Paul Goble
Staunton,
December 8 – A day after the Russian Constitutional Court said the border
accord between Ingushetia’s Yunus-Bek Yevkurov and Chechnya’s Ramzan Kadyrov
was legitimate under Russian law, the Council of the Taips of Ingushetia has
appealed to its Chechen counterpart to resolve the border dispute on the basis
of adat and shariat.
Without
mentioning the Russian court’s decision, the council which represents the major
clan organizations of the republic said that Muslim customary law and shariat
courts will allow the two peoples to resolve the issue in ways that will not
divide the two Muslim Vaynakh peoples (kavkaz-uzel.eu/articles/328901/).
The most tradition of Ingush social
institutions used the most modern of communication methods, Youtube, to transmit
its appeal to Chechen elders. The Ingush
taips said that “we have historians, there is a shariat court, which on the
basis of the materials of historians can make a decision” and do so
quickly. The decision is up to the Chechens,
they concluded.
There has not yet been a reaction
from Chechnya, but two developments in that neighboring republic regarding the
border are important to note. On the one hand, many Chechens are upset that
Kadyrov gave up any land to the Ingush, arguing that they have lost more than
the Ingush have (kavkaz-uzel.eu/articles/328889/).

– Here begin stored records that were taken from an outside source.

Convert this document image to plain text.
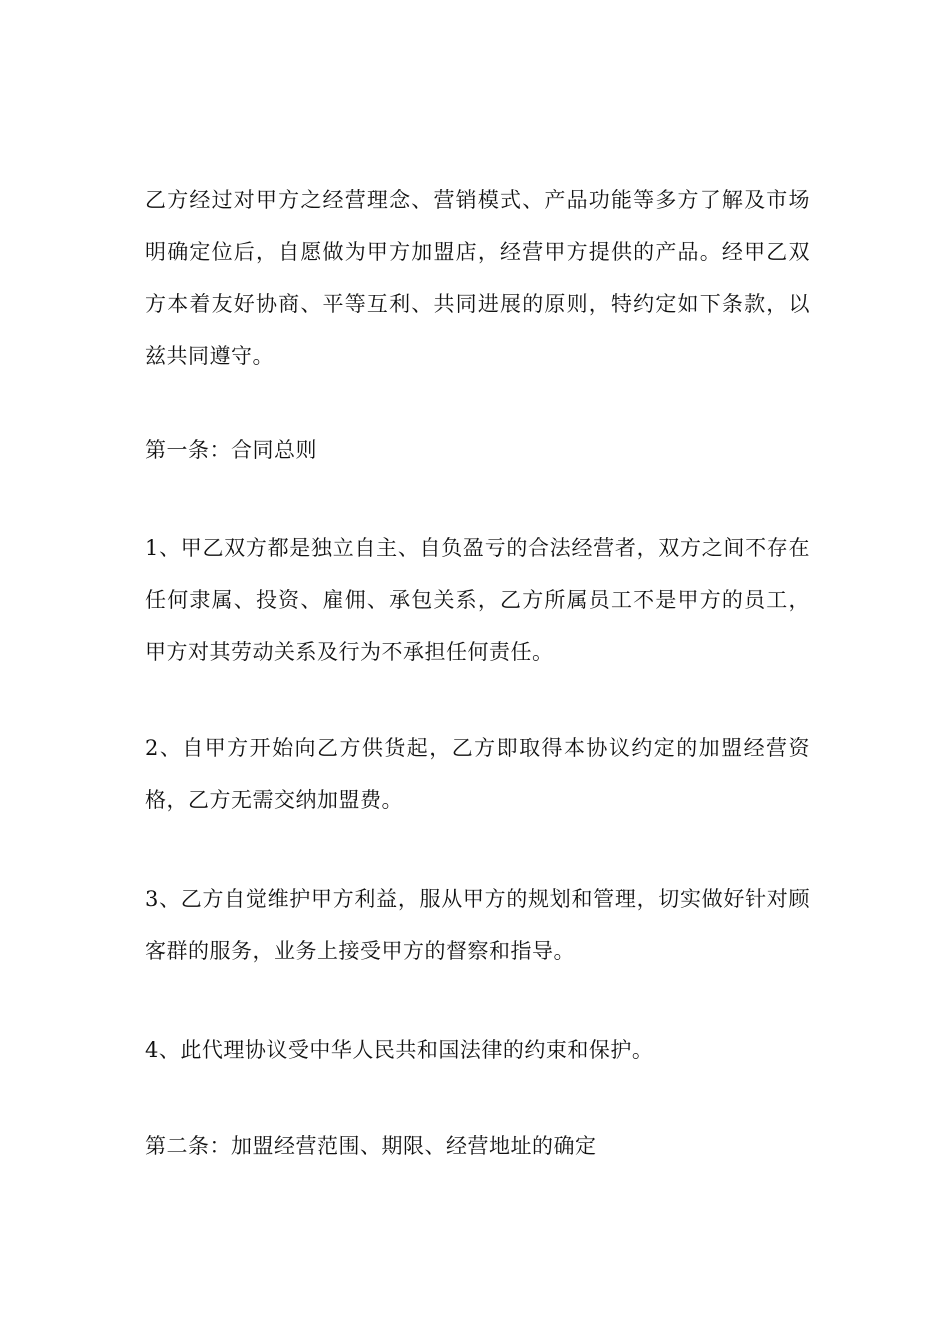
乙方经过对甲方之经营理念、营销模式、产品功能等多方了解及市场明确定位后，自愿做为甲方加盟店，经营甲方提供的产品。经甲乙双方本着友好协商、平等互利、共同进展的原则，特约定如下条款，以兹共同遵守。

第一条：合同总则

1、甲乙双方都是独立自主、自负盈亏的合法经营者，双方之间不存在任何隶属、投资、雇佣、承包关系，乙方所属员工不是甲方的员工，甲方对其劳动关系及行为不承担任何责任。

2、自甲方开始向乙方供货起，乙方即取得本协议约定的加盟经营资格，乙方无需交纳加盟费。

3、乙方自觉维护甲方利益，服从甲方的规划和管理，切实做好针对顾客群的服务，业务上接受甲方的督察和指导。

4、此代理协议受中华人民共和国法律的约束和保护。

第二条：加盟经营范围、期限、经营地址的确定
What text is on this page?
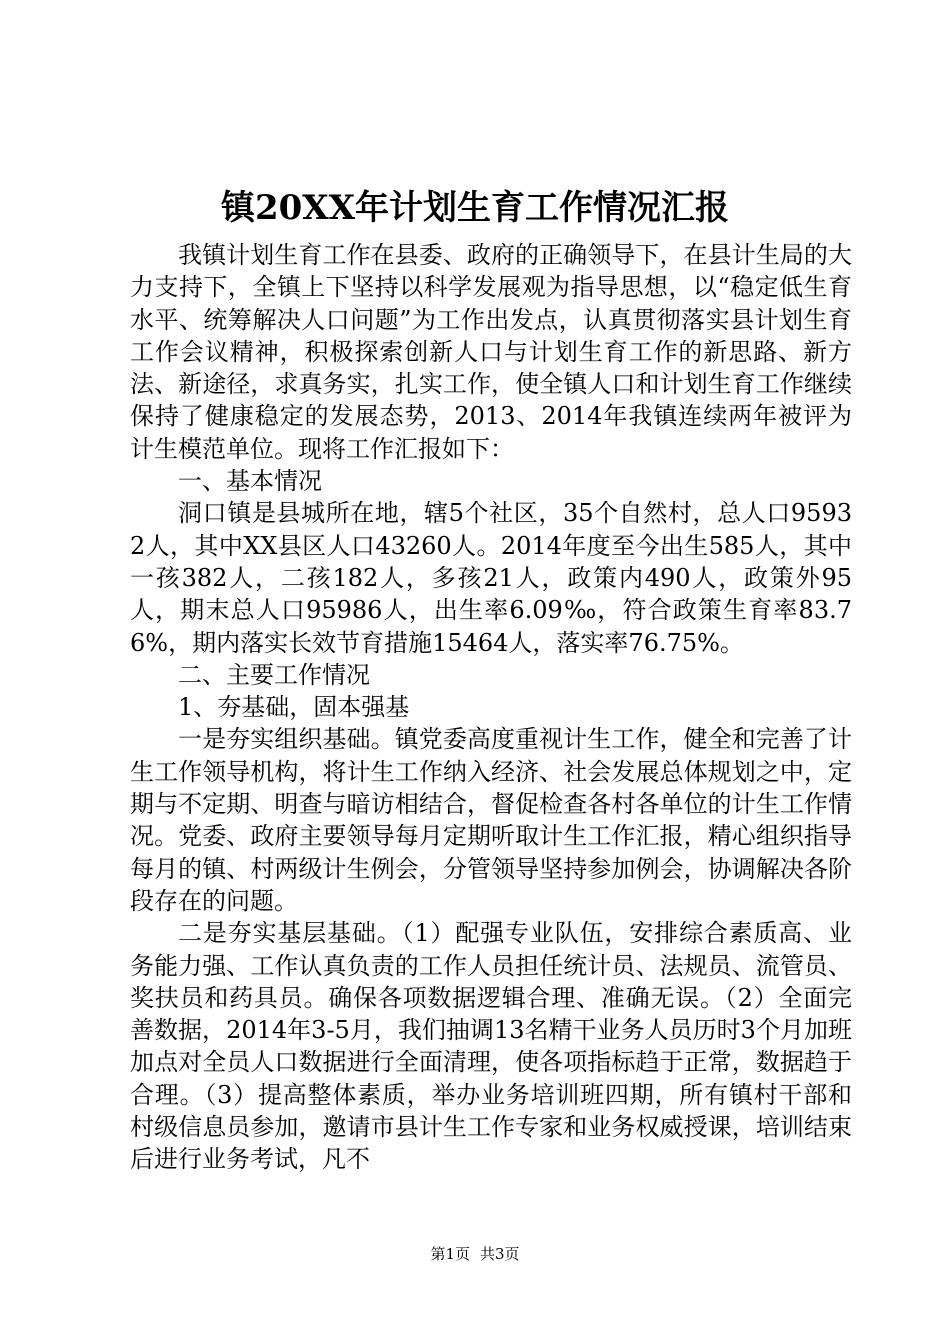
镇20XX年计划生育工作情况汇报

我镇计划生育工作在县委、政府的正确领导下，在县计生局的大力支持下，全镇上下坚持以科学发展观为指导思想，以“稳定低生育水平、统筹解决人口问题”为工作出发点，认真贯彻落实县计划生育工作会议精神，积极探索创新人口与计划生育工作的新思路、新方法、新途径，求真务实，扎实工作，使全镇人口和计划生育工作继续保持了健康稳定的发展态势，2013、2014年我镇连续两年被评为计生模范单位。现将工作汇报如下：

一、基本情况

洞口镇是县城所在地，辖5个社区，35个自然村，总人口95932人，其中XX县区人口43260人。2014年度至今出生585人，其中一孩382人，二孩182人，多孩21人，政策内490人，政策外95人，期末总人口95986人，出生率6.09‰，符合政策生育率83.76%，期内落实长效节育措施15464人，落实率76.75%。

二、主要工作情况

1、夯基础，固本强基

一是夯实组织基础。镇党委高度重视计生工作，健全和完善了计生工作领导机构，将计生工作纳入经济、社会发展总体规划之中，定期与不定期、明查与暗访相结合，督促检查各村各单位的计生工作情况。党委、政府主要领导每月定期听取计生工作汇报，精心组织指导每月的镇、村两级计生例会，分管领导坚持参加例会，协调解决各阶段存在的问题。

二是夯实基层基础。（1）配强专业队伍，安排综合素质高、业务能力强、工作认真负责的工作人员担任统计员、法规员、流管员、奖扶员和药具员。确保各项数据逻辑合理、准确无误。（2）全面完善数据，2014年3-5月，我们抽调13名精干业务人员历时3个月加班加点对全员人口数据进行全面清理，使各项指标趋于正常，数据趋于合理。（3）提高整体素质，举办业务培训班四期，所有镇村干部和村级信息员参加，邀请市县计生工作专家和业务权威授课，培训结束后进行业务考试，凡不

第1页 共3页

And on the other, many other
Chechens are glad that the Russian court has finally reached a decision and
believe that its decision will end the dispute which has seriously compromised
relations between the two peoples. They are calling on the Ingush to forget the
past and to move forward together.
Meanwhile, in a development
that may prove important in the coming days, Maaz Bilalov of Radio Svoboda
reports that some in Ingushetia are upset that those opposed to the border
accord are using inappropriate social pressure not only against Yevkurov but
against anyone who disagrees with them (kavkazr.com/a/ingushi-stydya-vlasti/29636984.html).Instead of seeking to unify the Ingush people, the opposition, in their view, is splitting it by talking about “’purity of blood,’” the unacceptability of marriages with representatives of other people, and about the supposed historical election and mission of the Ingush people. That only produces division and xenophobia, they suggest.